Lorsque tombe la nuit et brille la pleine Lune au firmament, vient l'heure des démons. Lorsque dorment les mortels et rodent les rapines, s'entre-ouvrent les portes de l'Abysse. Lorsque frappe l'obscurité blafarde et souffle le vent mauvais, retentit le grincement lancinant du chuchoteur.

Lentement, doucement, à pas de loup, il s'approche dans le noir, invisible mais voyant tout, de ses yeux couleur de sang il observe tout ce qui vit. La nuit est son royaume, car des ombres il est le maître, et de leur cape ténébreuse, il écoute les murmures de la vie, et les répète, encore, encore et toujours, chuchotements sempiternels aux confins du royaume des mortels. Mais ces paroles si souvent répétées, qu'il prononce sans jamais les comprendre, par les mortels ne doivent être écoutées, piège fatal et terrifiant.

Il était un homme, du duché de Lundwer. Otto était son nom, et dans la campagne de Vandwick était sa maison. Il y vivait en paix, à défaut d'être aisé, entre chaleur par ses enfants apportés et douceur de sa femme aux belles voluptés. Marienn de son ventre encore juvénile, avait donné naissance à deux beaux enfants. Hansenn bien que le plus jeune, déjà de son père montrait la force, quant à Gretenn, bien que jeune fille, s'était arrogée le respect des enfants du village. La ferme d'Otto n'était plus toute jeune, passée de génération en génération dans la famille, elle grinçait au soleil et hurlait au vent, mais toujours du froid de l'hiver avait protégé ses habitants. La terre était dure, mais rendait les fruits du dur labeur, l'impôt était lourd, mais les terres bien protégées par le seigneur. Une vie rigoureuse mais honnête, pour une famille droite et aimante.

Dans son champs, Otto avait construit un épouvantail, hideuse créature de cuir, de métal et de paille. Tant terrifiante était l'œuvre qu'il se disait au village qu'il tenait à distance même le migou sauvage. Nul corvelle ou pie cendrée ne venait ses graines picorer, car l'épouvantail d'Otto, sa plus grande fierté, dès que le vent soufflait venait les chasser. Tout comme la demeure qu'il habitait, Otto l'avait fait sifflant et hurlant au vent, si effrayant que lui-même arrivait à le craindre.

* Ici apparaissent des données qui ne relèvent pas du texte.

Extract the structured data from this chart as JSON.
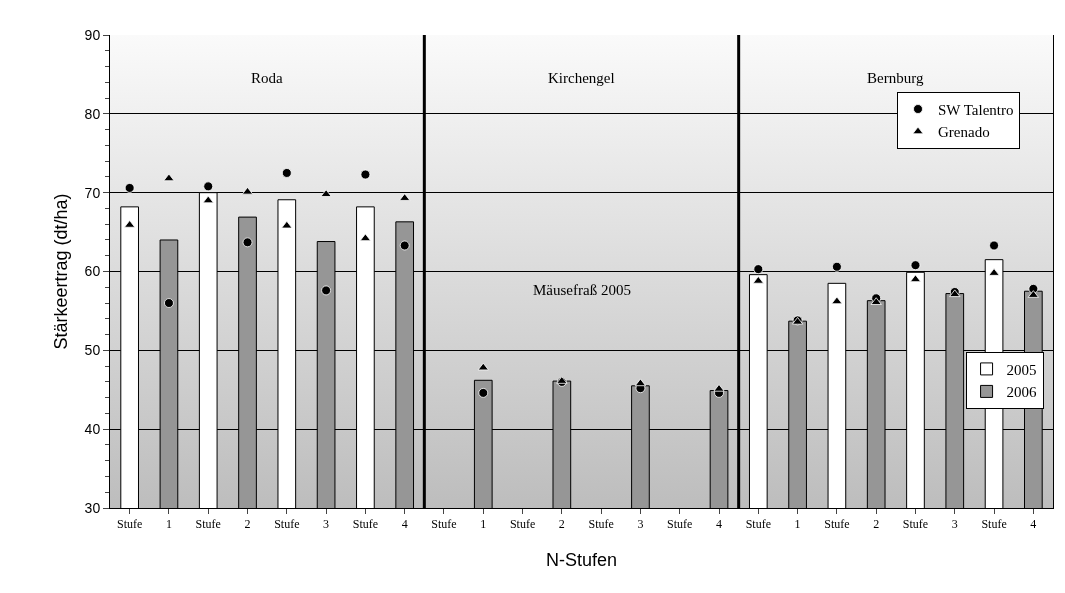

Un beau jour, l'esprit fougueux de Gretenn l'entraina dans la forêt, à la poursuite du beau Hanov, le fils du bûcheron. Seuls, couverts par les végétaux, complices des sous-bois, ils partaient s'adonner aux joies que seul apporte l'amour, et que les adultes ne pouvaient empêcher. Hanov mena sa mie au gré des chemins et des vallons, suivant la piste laissée dans l'herbe verte par une harde de daim, jusqu'à ce qu'une sombre clairière ne leur parusse sous les frondaisons. La lumière du soleil, par le couvert des arbres tamisée, avait en ce lieu de la forêt reculée créé une ambiance féérique propice aux actes amoureux. En son centre cependant, reposait un ancien puit en ruine, rongé par le temps, dévoré par la vermine, que Hanov en preux chevalier blanc chassa sans le moindre remord. Gretenn, malgré sa fougue, sentit la peur s'étreindre d'elle lorsqu'il fut venu temps de passer à l'acte. Le chuchotement lui glissait à l'oreille les sages paroles de sa pauvre mère.

« Ne fais point de confiance aux jeunes garçons, car leur fougue est passagère »

Cependant, l'embrassade d'Hanov se fit plus forte.

« L'amour est un acte qui jamais tu ne dois prendre à la légère »

Contre le puit il assit sa mie, les bretelles de sa robe doucement il fit glisser.

« L'homme poursuit l'amour qui lui apporte plaisir, la femme craint l'amour qui pourrait la détruire »

Sa main lentement sous le jupon de Gretenn se glissa.

« Un enfant à son âge ? Elle était trop jeune, et la voilà poussant son dernier soupire »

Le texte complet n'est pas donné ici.